In the last aisle he found two bins that had been merged into a work space. Sitting on the bench were a half-a-dozen CPUs and monitors. He picked the gate lock and started checking numbers. He got lucky almost immediately. He dialed Grimsdottir. “Got ’em,” he said.

“Excellent. Plug me in.”

Fisher connected the OPSAT’s USB cord into the first CPU.

Grimsdottir said, “No go. The hard drive’s been reformatted.”

Fisher plugged into the second one.

“Bingo. That one’s been wiped, too, but not very well. There’s data still there. Can you pull it?”

“Consider it done.”

Five minutes later, he was back at the loading dock. As his hand touched the doorknob, he heard the slamming of a car door, then footsteps coming up the ramp. He checked his watch: five minutes to midnight. Shift change?

The door buzzer went off.

Fisher hurried to the guard’s body and traded his own jacket for the uniform jacket; his ballcap for the guard’s brimmed one. The buzzer went off again.

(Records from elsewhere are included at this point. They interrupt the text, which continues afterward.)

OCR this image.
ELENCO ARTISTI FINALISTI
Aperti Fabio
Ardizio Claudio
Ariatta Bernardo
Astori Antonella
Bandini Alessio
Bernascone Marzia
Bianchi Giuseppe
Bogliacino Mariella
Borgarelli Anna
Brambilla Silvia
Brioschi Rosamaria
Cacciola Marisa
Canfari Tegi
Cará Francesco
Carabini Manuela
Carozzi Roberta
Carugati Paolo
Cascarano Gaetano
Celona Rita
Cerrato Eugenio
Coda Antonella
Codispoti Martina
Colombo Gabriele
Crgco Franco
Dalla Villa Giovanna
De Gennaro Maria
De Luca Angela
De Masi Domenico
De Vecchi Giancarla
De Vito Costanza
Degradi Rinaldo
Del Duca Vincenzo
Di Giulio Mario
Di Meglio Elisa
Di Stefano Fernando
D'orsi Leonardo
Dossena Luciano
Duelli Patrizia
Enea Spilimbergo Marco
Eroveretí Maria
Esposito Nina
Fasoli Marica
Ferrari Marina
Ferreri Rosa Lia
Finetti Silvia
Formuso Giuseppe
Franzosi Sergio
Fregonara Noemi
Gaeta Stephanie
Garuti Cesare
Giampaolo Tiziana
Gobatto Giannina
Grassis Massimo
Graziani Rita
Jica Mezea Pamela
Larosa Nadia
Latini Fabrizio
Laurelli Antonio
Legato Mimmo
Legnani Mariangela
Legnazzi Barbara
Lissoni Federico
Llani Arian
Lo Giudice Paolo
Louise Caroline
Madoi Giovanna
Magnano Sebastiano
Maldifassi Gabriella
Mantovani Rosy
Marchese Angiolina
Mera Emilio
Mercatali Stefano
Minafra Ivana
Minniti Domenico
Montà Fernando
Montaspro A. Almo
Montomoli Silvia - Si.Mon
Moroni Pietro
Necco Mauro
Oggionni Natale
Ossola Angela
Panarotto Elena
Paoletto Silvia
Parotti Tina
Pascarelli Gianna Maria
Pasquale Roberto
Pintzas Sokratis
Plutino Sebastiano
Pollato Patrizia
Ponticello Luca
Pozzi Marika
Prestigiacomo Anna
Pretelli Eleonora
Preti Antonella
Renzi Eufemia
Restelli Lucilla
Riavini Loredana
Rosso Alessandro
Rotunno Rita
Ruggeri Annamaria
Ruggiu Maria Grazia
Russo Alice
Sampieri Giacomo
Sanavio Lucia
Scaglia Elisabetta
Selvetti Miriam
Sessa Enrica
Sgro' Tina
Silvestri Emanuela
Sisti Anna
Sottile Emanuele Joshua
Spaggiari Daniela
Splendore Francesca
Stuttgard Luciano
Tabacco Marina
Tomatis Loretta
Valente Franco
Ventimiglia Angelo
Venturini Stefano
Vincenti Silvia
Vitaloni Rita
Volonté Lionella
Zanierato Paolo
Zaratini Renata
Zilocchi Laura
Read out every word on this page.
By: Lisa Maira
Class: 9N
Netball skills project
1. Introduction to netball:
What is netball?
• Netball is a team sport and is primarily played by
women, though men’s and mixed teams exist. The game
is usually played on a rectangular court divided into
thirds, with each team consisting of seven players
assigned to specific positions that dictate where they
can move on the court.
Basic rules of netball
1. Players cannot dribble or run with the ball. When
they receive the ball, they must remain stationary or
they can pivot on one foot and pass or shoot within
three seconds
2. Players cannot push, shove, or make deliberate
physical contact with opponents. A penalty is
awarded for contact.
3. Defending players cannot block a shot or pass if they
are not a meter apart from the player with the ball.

“Wei!” a voice shouted. Hey!

A fist pounded on the door.

Fisher took a breath and opened it.

The security guard had his fist poised over the door, ready for another strike. Down the ramp was a two-door Hongqi, with a magnetic sign affixed to the door. The man regarded Fisher for a moment, then cocked his head and opened his mouth to speak.

Fisher hit him, a short jab to the point of his chin. The man stumbled backward, landed hard on his butt, then did a reverse somersault down the ramp. Fisher jogged after him and stopped his roll. He took the car keys from the man’s jacket pocket, then carried him to the trunk, peeled off of the magnetic logo, tossed it into the backseat, and drove away.